Pharmacogenomics is making its way into the infrastructure of clinical medicine. Large companies are discussing pharmacogenomics at the board level, and issuing top-down pronouncements about it. It is also entering the vocabulary of drug testing teams; pharmacogenomics is, for instance, being applied to traditional pharmacogenetic drug metabolism tests. The technology will almost certainly impact drug discovery. Knowing the genetic variability of a target can help a drug developer choose the best candidate from among three or four leads early in the game. But cost-effective enabling technologies do not yet exist. Most sorely missed are cost-effective, high-throughput genotyping methods. For now, companies are banking samples of patients' DNA and developing genetic tests to accompany drugs in clinical trials and on the market. Even as tool providers work to overcome technology hurdles, drug companies unquestionably remain worried about the possibility that pharmacogenomics information could limit the market potential of their products. Nevertheless, the buy-in may well come--surprisingly--from marketing people.

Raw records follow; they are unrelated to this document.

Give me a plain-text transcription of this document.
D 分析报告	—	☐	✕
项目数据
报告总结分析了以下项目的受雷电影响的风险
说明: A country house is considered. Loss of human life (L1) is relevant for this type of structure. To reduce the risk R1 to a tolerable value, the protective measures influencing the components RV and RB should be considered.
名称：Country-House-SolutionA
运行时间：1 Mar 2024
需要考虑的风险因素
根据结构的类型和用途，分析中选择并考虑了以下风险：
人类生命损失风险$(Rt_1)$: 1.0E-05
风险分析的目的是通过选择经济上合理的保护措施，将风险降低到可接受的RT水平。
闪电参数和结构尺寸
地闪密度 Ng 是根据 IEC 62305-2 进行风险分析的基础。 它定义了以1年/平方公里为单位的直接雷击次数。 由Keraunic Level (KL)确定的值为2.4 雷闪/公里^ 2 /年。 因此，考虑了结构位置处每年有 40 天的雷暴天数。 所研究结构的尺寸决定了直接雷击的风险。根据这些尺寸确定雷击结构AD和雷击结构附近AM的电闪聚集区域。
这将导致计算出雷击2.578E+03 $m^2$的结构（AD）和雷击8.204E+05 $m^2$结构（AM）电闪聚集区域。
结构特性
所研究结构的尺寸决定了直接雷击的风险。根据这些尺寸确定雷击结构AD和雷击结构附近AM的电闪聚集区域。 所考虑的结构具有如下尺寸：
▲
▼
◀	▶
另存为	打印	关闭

Individualized drug therapy represents such a potential watershed in the pharmaceutical industry that drug and biotech players have no option but to consider how and when they should participate in pharmacogenomics. But thanks to the evolving nature of the technologies and responses to the cultural and political issues pharmacogenomics raises, drug firms should think in particular about three areas of opportunity and risk: enhancing the commercial value of drugs; regulatory changes that could lead to micro-segmentation of markets; and new methodologies that streamline clinical development costs.

Stratifying patients in clinical trials based on their genes could help get new drugs approved faster, and revive failed compounds. Genomics companies have the infrastructure, technologies, and desire to make the science of pharmacogenetics their business. Start-ups are using people’s differing responses to drugs as platforms for new ‘personalized’ drug development strategies.